The fundamentals are in place for exploration and production (E&P) companies to spend more on drilling programs and deliver a healthy return on the money they spend, provided they earn a New York Mercantile Exchange (Nymex) natural gas price of around $8.75/Mcf, according to energy analyst John Gerdes.

Gerdes, of the SunTrust Robinson Humphrey/the Gerdes Group (STRH), came to his conclusions following a review of the 1Q2008 data of E&Ps in the STRH portfolio. The STRH portfolio, which includes some of the biggest gas-focused independents in North America, was 1.2% above the analyst’s estimates in the first three months of 2008. Unleveraged cash expenses were in line with its projections.
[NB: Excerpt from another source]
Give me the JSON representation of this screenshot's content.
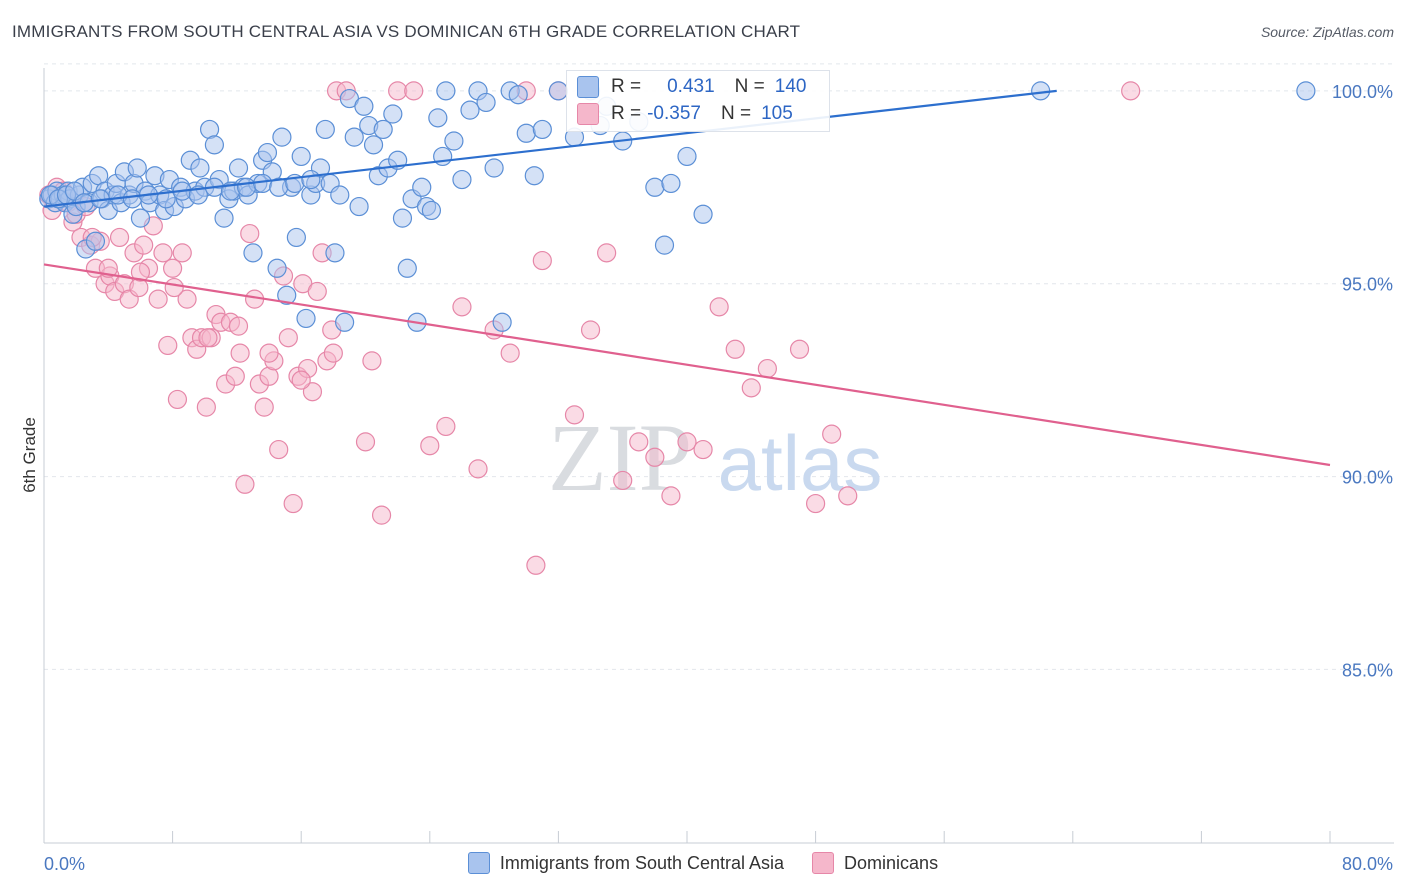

Using an E&P “capital intensity” price of $5.25/Mcfe, which includes exploration expenses, and adding in unleveraged cash expenses estimated at an average $2.20/Mcfe, the “all-in” E&P costs for many of the top North American independents are around $7.65/Mcfe, Gerdes estimated. Moreover, because E&P gas price realizations “generally” reflect a 50 cent/Mcfe discount to the Henry Hub, putting the Nymex-normalized all-in cost structure at around $8.15/Mcfe. The additional 60 cents/Mcfe would be free cash flow.

Since early 2007 E&P capital spending has slowed to the historical norm of about 10% a year, the analyst noted.

“Given management’s desire to spend sufficient capital to generate an industry competitive growth profile (10-15%), even in a low $9 gas price environment, the E&P sector is almost 20% free cash flow negative,” said Gerdes. “Interestingly, the lagging financial accounting-derived DD&A [depreciation, depletion and amortization] rate of these E&P companies is about $1.20/Mcfe lower than the actual development capital intensity.”

The lower rates, he said, “likely reflect a significant allocation of capital to unevaluated (i.e., nonproven, nondepleting) property, plant and equipment and suggests the likelihood of aggressive proven reserve bookings against the depletion cost pool.”

If gas prices remain above $9/Mcf and crude remains higher than $90/bbl, E&P cash margins should expand “significantly this year,” said Gerdes. Assuming $9.13 gas/$93.17 oil prices, E&P cash margins could rise 20% or higher and gross profit margins may expand by 60% or more, he said.

“Stronger margins should continue to encourage an increase in U.S. drilling activity this year,” he said.

“Assuming the E&P industry remains comfortable budgeting capital spending +10% higher than cash generation, North American drilling activity next year should increase about 5%,” said Gerdes. “To balance U.S. gas market fundamentals in ’08/’09, our analysis suggests U.S. gas drilling activity should increase 2% in ’08 and 5% in ’09 and assumes Canadian gas-directed activity is flat this year relative to ’07 and increases 5% in 09.”

Notably, this trajectory of North American gas drilling activity and corresponding capital spending implies the U.S. E&P industry remains +10% free cash flow negative in ’09. Through 2009, the E&Ps covered by STRH have hedged about a third of their commodity price exposure.